An honest, impartial judge would have already dismissed this. The fact that that hasn’t says we’ve got another judge who’s listening to the mob instead.
Rittenhouse already went through a preliminary hearing, where it could have been tossed and it wasn’t. I don’t know how a judge could dismiss it right now when a court already said there was enough probable cause to go to trial. It would have to be some serious fubar.
Even Rittenhouse’s lawyer asked for 2 of 6 charges to be dismissed at the preliminary hearing, not 6 of 6. Two people were killed and another injured, that’s a big deal, even if you acted lawfully. The problem here is that you cannot prove you acted lawfully without a trial – unless you get a judge before the trial to dismiss the case on self-defense grounds, and those cases do happen but I think that is very rare. It is prosecutors who typically decide whether to drop a case.
A claim of self-defense is called an affirmative defense. You are saying – yes, I did that. Now he has to defend those killings in court, or else he’s going to prison probably for the rest of his life. You don’t defend your self-defense claims in a preliminary hearing, and I think that is why Rittenhouse’s lawyer didn’t ask for the entire thing to be dismissed. There is no question he killed people. The question is whether it was legal. I think it was, but that’s not how our system works.

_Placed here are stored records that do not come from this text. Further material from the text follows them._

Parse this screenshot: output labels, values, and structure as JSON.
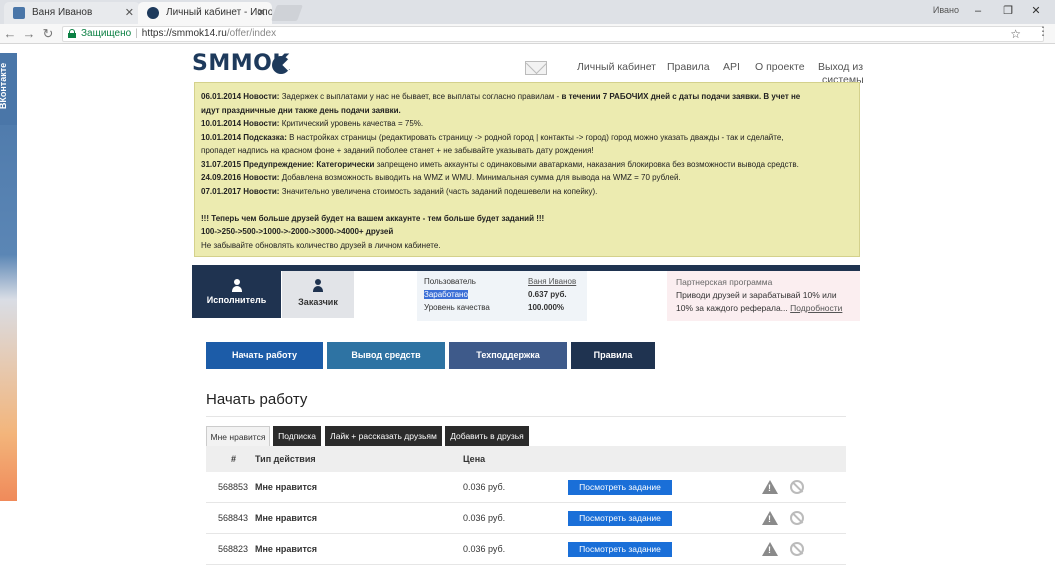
{
  "browser": {
    "tabs": [
      {
        "title": "Ваня Иванов"
      },
      {
        "title": "Личный кабинет - Испо"
      }
    ],
    "user": "Ивано",
    "address": {
      "secure_label": "Защищено",
      "url_host": "https://smmok14.ru",
      "url_path": "/offer/index"
    }
  },
  "vk_widget": {
    "label": "ВКонтакте"
  },
  "site": {
    "logo": "SMMOK",
    "nav": [
      "Личный кабинет",
      "Правила",
      "API",
      "О проекте"
    ],
    "logout_line1": "Выход из",
    "logout_line2": "системы"
  },
  "notice": {
    "l1_date": "06.01.2014 Новости:",
    "l1_text": " Задержек с выплатами у нас не бывает, все выплаты согласно правилам - ",
    "l1_bold": "в течении 7 РАБОЧИХ дней с даты подачи заявки. В учет не",
    "l1b_bold": "идут праздничные дни также день подачи заявки.",
    "l2_date": "10.01.2014 Новости:",
    "l2_text": " Критический уровень качества = 75%.",
    "l3_date": "10.01.2014 Подсказка:",
    "l3_text": " В настройках страницы (редактировать страницу -> родной город | контакты -> город) город можно указать дважды - так и сделайте,",
    "l3b_text": "пропадет надпись на красном фоне + заданий поболее станет + не забывайте указывать дату рождения!",
    "l4_date": "31.07.2015 Предупреждение:",
    "l4_bold": " Категорически",
    "l4_text": " запрещено иметь аккаунты с одинаковыми аватарками, наказания блокировка без возможности вывода средств.",
    "l5_date": "24.09.2016 Новости:",
    "l5_text": " Добавлена возможность выводить на WMZ и WMU. Минимальная сумма для вывода на WMZ = 70 рублей.",
    "l6_date": "07.01.2017 Новости:",
    "l6_text": " Значительно увеличена стоимость заданий (часть заданий подешевели на копейку).",
    "l7_bold": "!!! Теперь чем больше друзей будет на вашем аккаунте - тем больше будет заданий !!!",
    "l8_bold": "100->250->500->1000->-2000->3000->4000+ друзей",
    "l9_text": "Не забывайте обновлять количество друзей в личном кабинете."
  },
  "roles": {
    "executor": "Исполнитель",
    "customer": "Заказчик"
  },
  "stats": {
    "user_label": "Пользователь",
    "user_value": "Ваня Иванов",
    "earned_label": "Заработано",
    "earned_value": "0.637 руб.",
    "quality_label": "Уровень качества",
    "quality_value": "100.000%"
  },
  "partner": {
    "title": "Партнерская программа",
    "line1": "Приводи друзей и зарабатывай 10% или",
    "line2": "10% за каждого реферала...",
    "link": "Подробности"
  },
  "actions": [
    "Начать работу",
    "Вывод средств",
    "Техподдержка",
    "Правила"
  ],
  "section_title": "Начать работу",
  "task_tabs": [
    "Мне нравится",
    "Подписка",
    "Лайк + рассказать друзьям",
    "Добавить в друзья"
  ],
  "table": {
    "headers": [
      "#",
      "Тип действия",
      "Цена"
    ],
    "view_label": "Посмотреть задание",
    "rows": [
      {
        "id": "568853",
        "type": "Мне нравится",
        "price": "0.036 руб."
      },
      {
        "id": "568843",
        "type": "Мне нравится",
        "price": "0.036 руб."
      },
      {
        "id": "568823",
        "type": "Мне нравится",
        "price": "0.036 руб."
      }
    ]
  }
}
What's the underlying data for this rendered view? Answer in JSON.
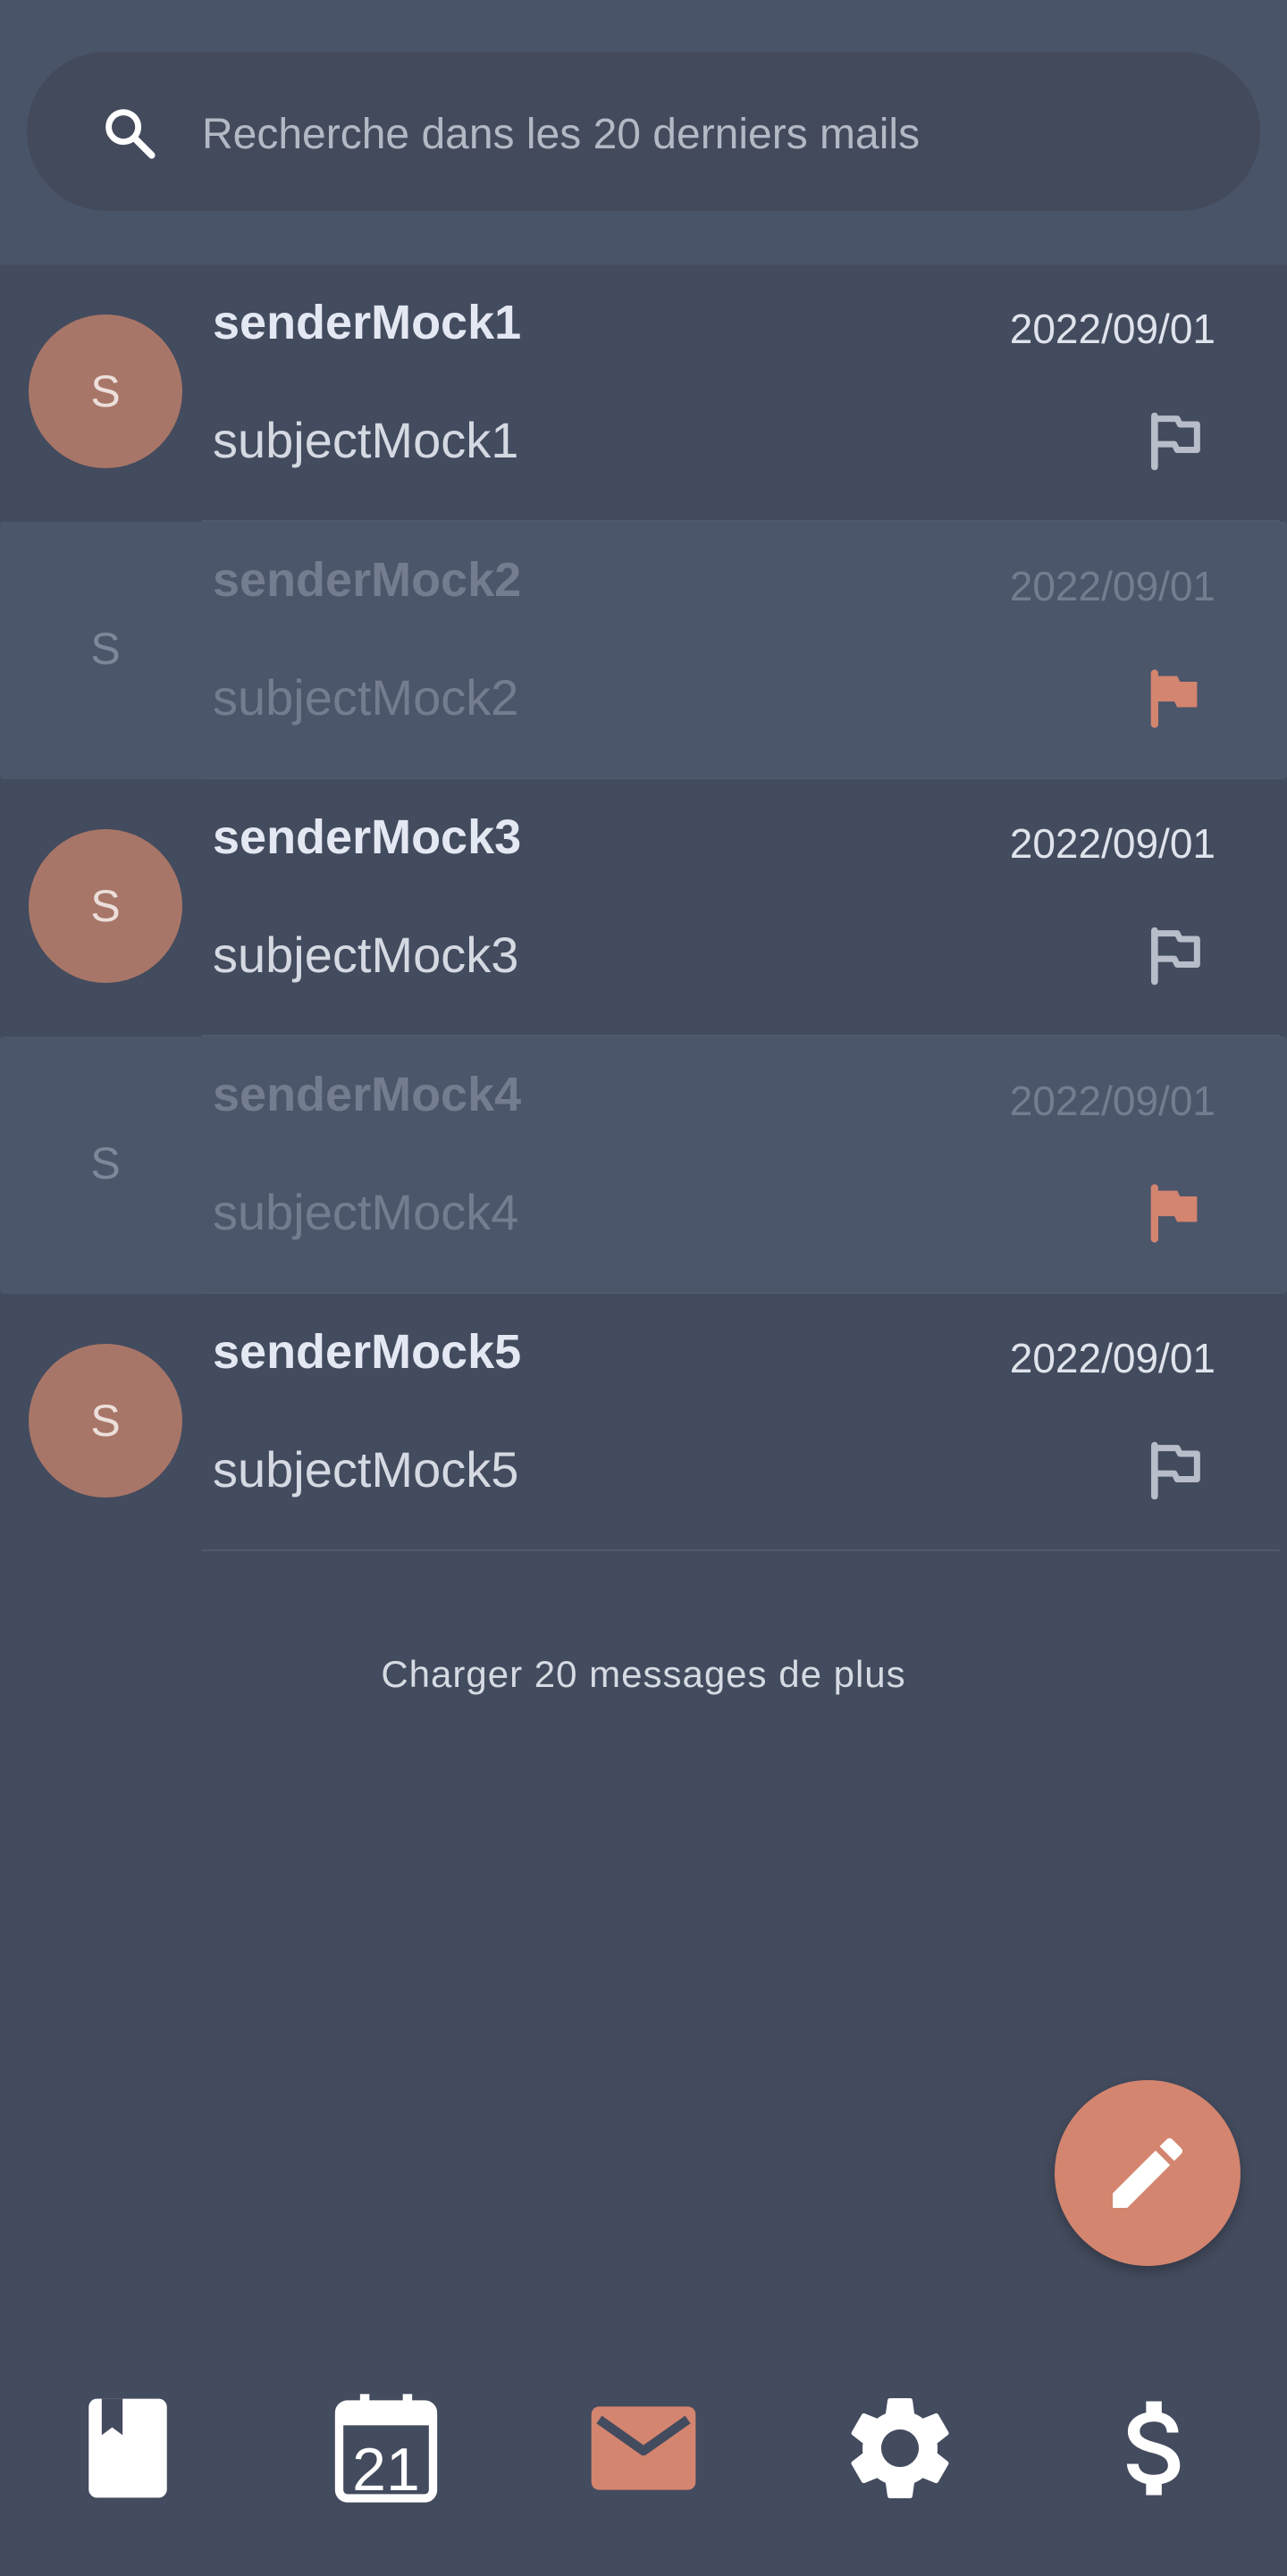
{
  "search": {
    "placeholder": "Recherche dans les 20 derniers mails",
    "icon": "search-icon"
  },
  "mails": [
    {
      "avatar": "S",
      "sender": "senderMock1",
      "date": "2022/09/01",
      "subject": "subjectMock1",
      "flagged": false,
      "selected": false
    },
    {
      "avatar": "S",
      "sender": "senderMock2",
      "date": "2022/09/01",
      "subject": "subjectMock2",
      "flagged": true,
      "selected": true
    },
    {
      "avatar": "S",
      "sender": "senderMock3",
      "date": "2022/09/01",
      "subject": "subjectMock3",
      "flagged": false,
      "selected": false
    },
    {
      "avatar": "S",
      "sender": "senderMock4",
      "date": "2022/09/01",
      "subject": "subjectMock4",
      "flagged": true,
      "selected": true
    },
    {
      "avatar": "S",
      "sender": "senderMock5",
      "date": "2022/09/01",
      "subject": "subjectMock5",
      "flagged": false,
      "selected": false
    }
  ],
  "load_more": "Charger 20 messages de plus",
  "fab": {
    "icon": "pencil-icon"
  },
  "bottom_nav": {
    "items": [
      {
        "name": "book-icon",
        "active": false
      },
      {
        "name": "calendar-icon",
        "active": false,
        "day": "21"
      },
      {
        "name": "mail-icon",
        "active": true
      },
      {
        "name": "gear-icon",
        "active": false
      },
      {
        "name": "dollar-icon",
        "active": false
      }
    ]
  },
  "colors": {
    "background": "#434b5e",
    "header": "#4a5469",
    "search_box": "#424a5c",
    "accent": "#d4856f",
    "avatar": "#a87668",
    "selected_row": "#4c566b"
  }
}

Kyle is still in need of financial support:
It’s like Voldemort.
It would be easier, but a lot of people depend on PR for income are worried about cancel culture. Our society is absurd.
TY Mr. Branca. Another article that was straightforward, even if it was alarming. Provocation with intent, seems like a very slippery slope.
Hope they don’t pull that off. SMH
Dave Chappelle never mutes it.
Andrew Branca cannot do the same things David Chap lemme does.